本日(3月31日)は、都立学校教員らの「日の丸・君が代」強制問題についての、卒業式総決起集会。そこで、「憲法的価値の根源は個人の尊厳であって、国家ではない」「個人のために国家があるのであって、国家のために個人があるのではない」「にもかかわらず、国民個人に対して、国家の象徴である『国旗・国歌(日の丸・君が代)』に敬意表明を強制できるはずはない」と発言。

夕刻は、加藤良雄著「学校がキライな君へ」の出版記念会。

加藤さんは、東京「君が代」裁判・第4次訴訟の原告団代表。定時制高校勤務時代の生徒との交流を語り、その生徒との関わりが、生徒の卒業後も加藤さんが定年退職後も連綿と続くことに驚く。その本の帯に「先生の生徒で本当によかった」というある生徒からのメールの一節が記されている。この一言、教師の勲章と言ってよい。

「学校というものの存在価値の根源は生徒の学ぶ権利であって、経営主体ではない」「生徒のために学校があるのであって、学校のために生徒があるのではない」「だから、生徒に対して、学校の都合を押しつけてはならない」

私も、学校が好きではなかった。今にして思えば、その理由は束にされて扱われることに抵抗感があったからだ。

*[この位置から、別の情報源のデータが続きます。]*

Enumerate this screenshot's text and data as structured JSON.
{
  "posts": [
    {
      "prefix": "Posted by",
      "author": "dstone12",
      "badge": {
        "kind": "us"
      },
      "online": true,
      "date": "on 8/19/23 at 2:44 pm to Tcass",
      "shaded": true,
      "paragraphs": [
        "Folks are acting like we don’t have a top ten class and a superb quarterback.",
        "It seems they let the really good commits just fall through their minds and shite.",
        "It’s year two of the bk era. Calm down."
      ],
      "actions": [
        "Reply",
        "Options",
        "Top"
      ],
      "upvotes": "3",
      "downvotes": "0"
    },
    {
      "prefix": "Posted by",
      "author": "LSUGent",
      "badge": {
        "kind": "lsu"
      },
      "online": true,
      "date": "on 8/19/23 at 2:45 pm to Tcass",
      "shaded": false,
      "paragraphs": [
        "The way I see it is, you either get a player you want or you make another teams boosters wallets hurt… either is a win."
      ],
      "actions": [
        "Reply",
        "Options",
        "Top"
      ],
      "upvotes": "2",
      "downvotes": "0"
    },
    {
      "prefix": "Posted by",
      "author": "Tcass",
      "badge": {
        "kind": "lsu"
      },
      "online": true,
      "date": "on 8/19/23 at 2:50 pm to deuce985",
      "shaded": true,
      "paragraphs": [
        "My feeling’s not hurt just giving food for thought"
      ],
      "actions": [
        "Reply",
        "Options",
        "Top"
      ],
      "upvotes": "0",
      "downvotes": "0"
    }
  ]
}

この著書に表れた教師・加藤良雄の、手のかかる生徒に対する向き合い方は、なかなかできることではない。束にしたクラスを相手にするのではなく、一人ひとりの生徒の人格に向きあう。その実践記録である。定時制とは、こうも個性にあふれた生徒を擁しているのだ。

「日の丸・君が代」強制に服することができないという教師には、このような真面目な教育実践をしている人が多いのだ。でもしかの教師には「日の丸・君が代」強制に服従しがたいという動機があり得ない。もちろん、訴訟にはこの書物を丸ごと書証として提出している。